Once that problem is solved, it's about desirability — helping folks understand why they should take that next step and what results they're going to see. Some folks will include dummy data, for example, to show folks what the end-state looks like and play forward the story, which makes you wanna see what that end-state looks like for your own business, and so I think that showing more value and what's the outcome — it all encourages people to take that step.
And the following one is doability. So people know what they're supposed to be doing, know why to do it, but it's just really hard to do; it takes a long time. There are friction points, and that's a lot harder to optimize; it tends to require real product work. But if it's a doability problem, that's actually where your sales team can be really helpful."
💜 Challenges for PLG Organizations
"As folks think about product-led, their minds go to product management-led. And thinking through what's the responsibility of the product team versus maybe a growth team versus marketing versus go-to-market and RevOps — that challenge is something that literally every company I talk to is debating. It's like, 'Do we have different owners for self-serve versus enterprise sales, or does that actually create tension between the self-serve funnel and the enterprise funnel? Is marketing gold on revenue? Is marketing gold on sign-ups, on leads, on activated sign-ups?' So that's something where there's, unfortunately, not a one-size-fits-all answer, but there are some common challenges that folks run up against. And it's going to be fascinating to see how it plays out over the next six to 12 months. Because I think we'll get a lot more clarity around what the best practice organization looks like for PLG."

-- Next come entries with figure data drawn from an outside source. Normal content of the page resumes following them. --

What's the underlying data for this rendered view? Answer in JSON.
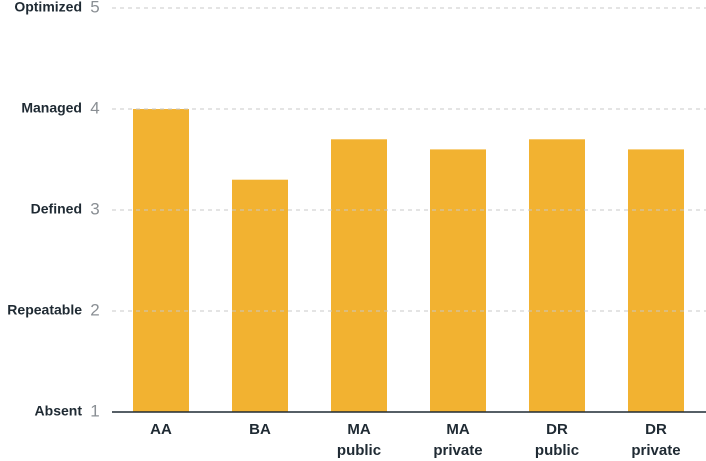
{
  "chart_data": {
    "type": "bar",
    "categories": [
      "AA",
      "BA",
      "MA public",
      "MA private",
      "DR public",
      "DR private"
    ],
    "values": [
      4.0,
      3.3,
      3.7,
      3.6,
      3.7,
      3.6
    ],
    "color": "#f2b231",
    "ylim": [
      1,
      5
    ],
    "yticks": [
      1,
      2,
      3,
      4,
      5
    ],
    "ytick_names": [
      "Absent",
      "Repeatable",
      "Defined",
      "Managed",
      "Optimized"
    ],
    "grid": true
  }
}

💜 The Role of the Growth Product Manager
"The way that they should think of their role is to be the most data-driven person in terms of understanding the funnel, understanding where there are friction points, and then focusing their time and their team's time around proving ways to reduce that friction and improve conversion in different steps. And then they tend to hand off that work to other teams to own in the long run. And so when it comes to this PQL, 'Where should we be focusing our other market resources? Who's most limited to convert?' I would say the growth team should run a lot of that initial analysis and experimentation, especially when you're trying to manage PQL at scale across a relatively large and segmented go-to-market team."
Top Quotes
[03:22] "On the PQL side, there's a group of people that are going to be inbound PQLs. They're raising their hand; they proactively want to talk to you. They are ready to buy, and they have the authority to buy — the user is essentially the buyer or is very influential in the buying process. But then you've got companies where your user is just not in a position to ever be the person who makes the purchase but loves your product and is happy to help. And so one of the things I've seen folks do is they try to document the use case."
[13:32] "In PLG, we're always thinking about how to drive active use of our products. If the product is integrated into the place where you're already using another product 24/7, that's the ideal thing. You're constantly working for your users."

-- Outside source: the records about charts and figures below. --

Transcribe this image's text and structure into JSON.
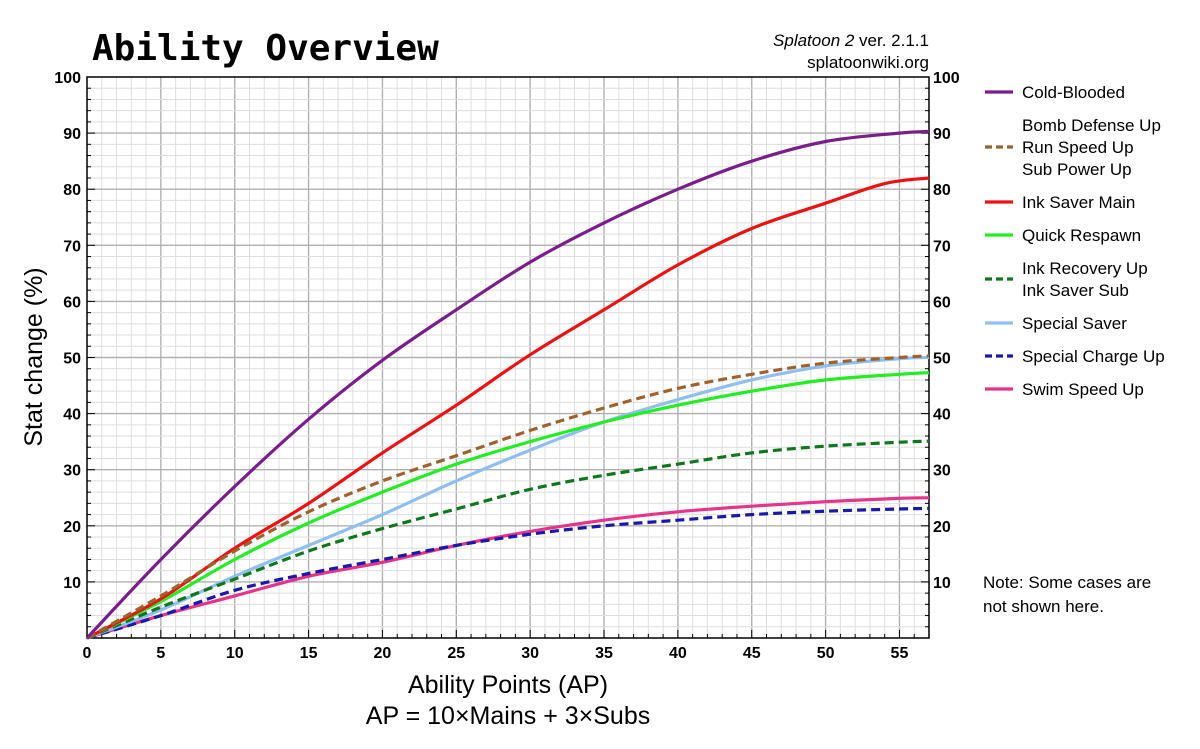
{
  "chart_data": {
    "type": "line",
    "title": "Ability Overview",
    "credit_game": "Splatoon 2",
    "credit_version": " ver. 2.1.1",
    "credit_site": "splatoonwiki.org",
    "xlabel": "Ability Points (AP)",
    "xlabel_sub": "AP = 10×Mains + 3×Subs",
    "ylabel": "Stat change (%)",
    "xlim": [
      0,
      57
    ],
    "ylim": [
      0,
      100
    ],
    "x_ticks": [
      0,
      5,
      10,
      15,
      20,
      25,
      30,
      35,
      40,
      45,
      50,
      55
    ],
    "y_ticks": [
      10,
      20,
      30,
      40,
      50,
      60,
      70,
      80,
      90,
      100
    ],
    "y_ticks_right": [
      10,
      20,
      30,
      40,
      50,
      60,
      70,
      80,
      90,
      100
    ],
    "grid": true,
    "legend_position": "right",
    "note": [
      "Note: Some cases are",
      "not shown here."
    ],
    "series": [
      {
        "legend": [
          "Cold-Blooded"
        ],
        "color": "#7a1e8c",
        "dashed": false,
        "x": [
          0,
          5,
          10,
          15,
          20,
          25,
          30,
          35,
          40,
          45,
          50,
          55,
          57
        ],
        "y": [
          0,
          14,
          27,
          39,
          49.5,
          58.5,
          67,
          74,
          80,
          85,
          88.5,
          90,
          90.3
        ]
      },
      {
        "legend": [
          "Bomb Defense Up",
          "Run Speed Up",
          "Sub Power Up"
        ],
        "color": "#a0622d",
        "dashed": true,
        "x": [
          0,
          5,
          10,
          15,
          20,
          25,
          30,
          35,
          40,
          45,
          50,
          55,
          57
        ],
        "y": [
          0,
          7.5,
          15.5,
          22.5,
          28,
          32.5,
          37,
          41,
          44.5,
          47,
          49,
          50,
          50.3
        ]
      },
      {
        "legend": [
          "Ink Saver Main"
        ],
        "color": "#ee1111",
        "dashed": false,
        "x": [
          0,
          5,
          10,
          15,
          20,
          25,
          30,
          35,
          40,
          45,
          50,
          54,
          57
        ],
        "y": [
          0,
          7,
          16,
          24,
          33,
          41.5,
          50.5,
          58.5,
          66.5,
          73,
          77.5,
          81,
          82
        ]
      },
      {
        "legend": [
          "Quick Respawn"
        ],
        "color": "#22ee22",
        "dashed": false,
        "x": [
          0,
          5,
          10,
          15,
          20,
          25,
          30,
          35,
          40,
          45,
          50,
          55,
          57
        ],
        "y": [
          0,
          6.5,
          14,
          20.5,
          26,
          31,
          35,
          38.5,
          41.5,
          44,
          46,
          47,
          47.3
        ]
      },
      {
        "legend": [
          "Ink Recovery Up",
          "Ink Saver Sub"
        ],
        "color": "#11771e",
        "dashed": true,
        "x": [
          0,
          5,
          10,
          15,
          20,
          25,
          30,
          35,
          40,
          45,
          50,
          55,
          57
        ],
        "y": [
          0,
          5.5,
          10.5,
          15.5,
          19.5,
          23,
          26.5,
          29,
          31,
          33,
          34.2,
          34.9,
          35.1
        ]
      },
      {
        "legend": [
          "Special Saver"
        ],
        "color": "#8fbff0",
        "dashed": false,
        "x": [
          0,
          5,
          10,
          15,
          20,
          25,
          30,
          35,
          40,
          45,
          50,
          55,
          57
        ],
        "y": [
          0,
          5,
          11,
          16.5,
          22,
          28,
          33.5,
          38.5,
          42.5,
          46,
          48.5,
          49.8,
          50
        ]
      },
      {
        "legend": [
          "Special Charge Up"
        ],
        "color": "#1a1aaa",
        "dashed": true,
        "x": [
          0,
          5,
          10,
          15,
          20,
          25,
          30,
          35,
          40,
          45,
          50,
          55,
          57
        ],
        "y": [
          0,
          4,
          8.5,
          11.5,
          14,
          16.5,
          18.5,
          20,
          21,
          22,
          22.6,
          23,
          23.1
        ]
      },
      {
        "legend": [
          "Swim Speed Up"
        ],
        "color": "#e8338a",
        "dashed": false,
        "x": [
          0,
          5,
          10,
          15,
          20,
          25,
          30,
          35,
          40,
          45,
          50,
          55,
          57
        ],
        "y": [
          0,
          4,
          7.5,
          11,
          13.5,
          16.5,
          19,
          21,
          22.5,
          23.5,
          24.3,
          24.9,
          25
        ]
      }
    ]
  }
}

[24:14] "I would focus on identifying the company-wide KPIs that the sales team or go-to-market team is focused on improving to find ways to have the PLG motion support their ultimate goals."
[25:17] "We're seeing burnout with our SDR team; it’s hard to retain them. If that's the challenge that folks are facing, then you can start to think about ways to use your product as a marketing channel and essentially get people to be able to try before they buy and open up that funnel."